In fact, there’s plenty that might end up haunting you when you delve as deeply into dark places as frequently as Hargreaves had to for these projects. When he started A Year of Killing the photographer had no way of knowing how many subjects he would end up with, so every meal he assembled, every photo he created, was a reminder that someone’s life had just been taken. That’s something he says takes its toll.

“There’s a lot of second guessing. I often wonder if I’m being insensitive to the victims. You do keep questioning these things.”

Those questions may linger with him forever, but as far as A Year of Killing goes, Hargreaves thinks he’s ready to clear the table.

“I feel like this was that part that had really been burning inside me, that I felt obliged to put in the spotlight. I feel like I’ve done justice to this subject, I’ve done my part.”

He has been approached by publishers about creating a book around the widely-seen death row works, but the photographer says he isn’t interested in continuing for the sake of it, he’d only consider a book if he could find a worthwhile new angle.

For now, he’s looking to explore different elements of society with his uniquely incisive take on food photography. One such project involves recreating the meals given to deployed soldiers by six different armies around the world.

“It is literally the worst food you can imagine, kind of like space food done badly,” Hargreaves says with a chuckle. “And I’ve replated them all as though they were Michelin star meals. The idea is taking the worst food, given to the bravest people, and plate it in the most over-the-top, pompous way possible.”
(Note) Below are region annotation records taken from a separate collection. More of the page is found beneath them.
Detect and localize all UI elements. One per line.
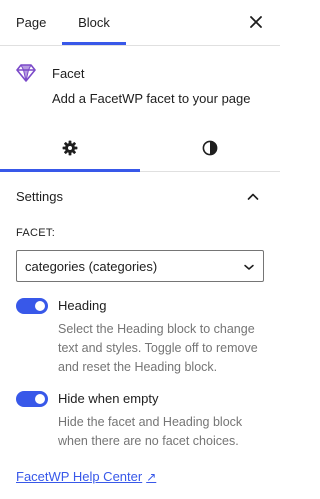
block-card: Facet Add a FacetWP facet to your page <box>0 46 280 124</box>
chevron-down-icon <box>244 264 254 270</box>
active-subtab-indicator <box>0 169 140 172</box>
help-center-link[interactable]: FacetWP Help Center ↗ <box>16 469 156 484</box>
close-icon[interactable] <box>248 14 264 30</box>
block-description: Add a FacetWP facet to your page <box>52 91 251 106</box>
hide-when-empty-label: Hide when empty <box>58 391 159 406</box>
hide-empty-help-text: Hide the facet and Heading block when th… <box>58 415 243 448</box>
panel-title: Settings <box>16 189 63 204</box>
heading-toggle[interactable] <box>16 298 48 314</box>
contrast-icon <box>202 140 218 156</box>
tab-settings[interactable] <box>0 128 140 172</box>
facet-icon <box>16 64 36 82</box>
facet-label: FACET: <box>16 227 56 239</box>
tab-styles[interactable] <box>140 128 280 172</box>
heading-help-text: Select the Heading block to change text … <box>58 322 258 374</box>
toggle-knob <box>35 394 45 404</box>
chevron-up-icon <box>247 193 259 200</box>
hide-when-empty-toggle[interactable] <box>16 391 48 407</box>
gear-icon <box>62 140 78 156</box>
active-tab-indicator <box>62 42 126 45</box>
help-center-link-label: FacetWP Help Center <box>16 469 143 484</box>
settings-panel-toggle[interactable]: Settings <box>0 180 280 212</box>
tab-block[interactable]: Block <box>62 0 126 45</box>
facet-select[interactable]: categories (categories) <box>16 250 264 282</box>
tab-page[interactable]: Page <box>16 0 46 45</box>
external-link-icon: ↗ <box>146 470 157 484</box>
facet-select-value: categories (categories) <box>25 259 158 274</box>
heading-toggle-label: Heading <box>58 298 107 313</box>
sidebar-tabs: Page Block <box>0 0 280 46</box>
toggle-knob <box>35 301 45 311</box>
inspector-subtabs <box>0 128 280 172</box>
block-title: Facet <box>52 66 85 81</box>
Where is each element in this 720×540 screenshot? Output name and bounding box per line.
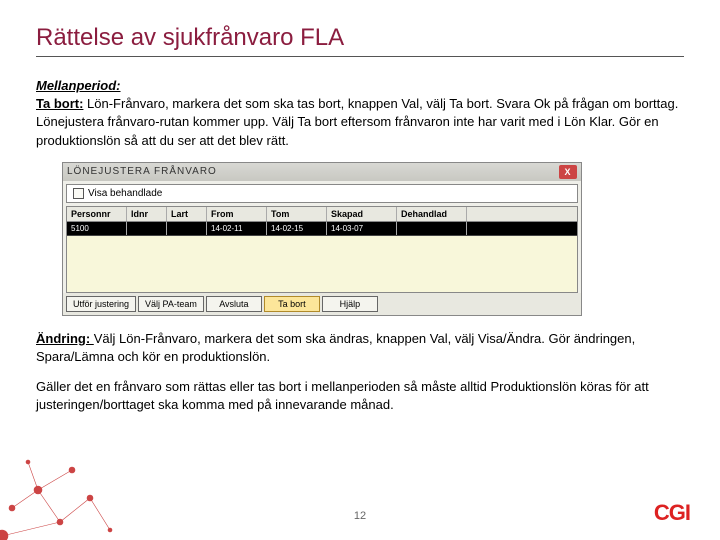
window-titlebar: LÖNEJUSTERA FRÅNVARO X xyxy=(63,163,581,181)
checkbox-row: Visa behandlade xyxy=(66,184,578,203)
show-processed-checkbox[interactable] xyxy=(73,188,84,199)
section1: Mellanperiod: Ta bort: Lön-Frånvaro, mar… xyxy=(36,77,684,150)
table-blank-area xyxy=(67,236,577,292)
table-header: Personnr Idnr Lart From Tom Skapad Dehan… xyxy=(67,207,577,222)
section1-body-lead: Ta bort: xyxy=(36,96,83,111)
finish-button[interactable]: Avsluta xyxy=(206,296,262,312)
checkbox-label: Visa behandlade xyxy=(88,188,162,199)
section1-body: Lön-Frånvaro, markera det som ska tas bo… xyxy=(36,96,678,147)
section3: Gäller det en frånvaro som rättas eller … xyxy=(36,378,684,414)
table: Personnr Idnr Lart From Tom Skapad Dehan… xyxy=(66,206,578,293)
col-from: From xyxy=(207,207,267,221)
select-pa-team-button[interactable]: Välj PA-team xyxy=(138,296,204,312)
page-number: 12 xyxy=(354,510,366,522)
col-personnr: Personnr xyxy=(67,207,127,221)
col-idnr: Idnr xyxy=(127,207,167,221)
close-icon[interactable]: X xyxy=(559,165,577,179)
decorative-dots xyxy=(0,410,180,540)
col-skapad: Skapad xyxy=(327,207,397,221)
section2: Ändring: Välj Lön-Frånvaro, markera det … xyxy=(36,330,684,366)
delete-button[interactable]: Ta bort xyxy=(264,296,320,312)
title-underline xyxy=(36,56,684,57)
section1-label: Mellanperiod: xyxy=(36,78,121,93)
col-lart: Lart xyxy=(167,207,207,221)
table-row[interactable]: 5100 14-02-11 14-02-15 14-03-07 xyxy=(67,222,577,236)
cgi-logo: CGI xyxy=(654,500,690,526)
embedded-window: LÖNEJUSTERA FRÅNVARO X Visa behandlade P… xyxy=(62,162,582,316)
window-title: LÖNEJUSTERA FRÅNVARO xyxy=(67,166,217,177)
col-tom: Tom xyxy=(267,207,327,221)
section2-body: Välj Lön-Frånvaro, markera det som ska ä… xyxy=(36,331,635,364)
help-button[interactable]: Hjälp xyxy=(322,296,378,312)
button-row: Utför justering Välj PA-team Avsluta Ta … xyxy=(63,293,581,315)
section2-lead: Ändring: xyxy=(36,331,94,346)
perform-adjustment-button[interactable]: Utför justering xyxy=(66,296,136,312)
col-behandlad: Dehandlad xyxy=(397,207,467,221)
slide-title: Rättelse av sjukfrånvaro FLA xyxy=(36,24,684,52)
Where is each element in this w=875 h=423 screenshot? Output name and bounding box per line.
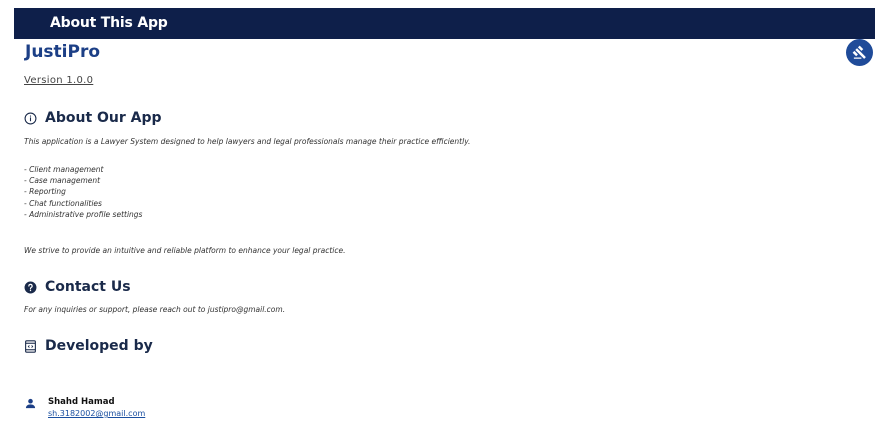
contact-title: Contact Us [45,279,131,295]
developer-name: Shahd Hamad [48,397,115,407]
gavel-button[interactable] [846,39,873,66]
about-heading: About Our App [24,110,162,126]
app-bar-title: About This App [50,15,168,31]
developer-board-icon [24,339,37,353]
developed-heading: Developed by [24,338,153,354]
info-icon [24,112,37,125]
feature-list: - Client management - Case management - … [24,164,142,220]
contact-heading: Contact Us [24,279,131,295]
about-title: About Our App [45,110,162,126]
about-intro: This application is a Lawyer System desi… [24,137,471,146]
developed-title: Developed by [45,338,153,354]
list-item: - Administrative profile settings [24,209,143,219]
gavel-icon [852,45,866,59]
developer-card: Shahd Hamad sh.3182002@gmail.com [25,397,145,418]
list-item: - Client management [24,165,104,174]
help-icon [24,281,37,294]
contact-text: For any inquiries or support, please rea… [24,305,286,314]
version-link[interactable]: Version 1.0.0 [24,75,93,86]
about-closing: We strive to provide an intuitive and re… [24,246,346,255]
list-item: - Case management [24,176,101,186]
app-name: JustiPro [25,42,101,62]
list-item: - Chat functionalities [24,198,102,208]
person-icon [25,398,36,409]
list-item: - Reporting [24,187,66,197]
app-bar: About This App [14,8,875,39]
developer-email-link[interactable]: sh.3182002@gmail.com [48,409,145,418]
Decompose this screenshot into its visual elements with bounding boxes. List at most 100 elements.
The long time spent dwelling on the darkness of death row has done little, then, to blunten the ebullient photographer’s sense of humour and mischief, a fact that remains abundantly clear when the photographer is asked how he describes his own distinctive aesthetic.

“I like to think there are four cornerstones to my work — food, bright colours, childhood nostalgia, and dick jokes. Most of the works are a balance between a few of those things.”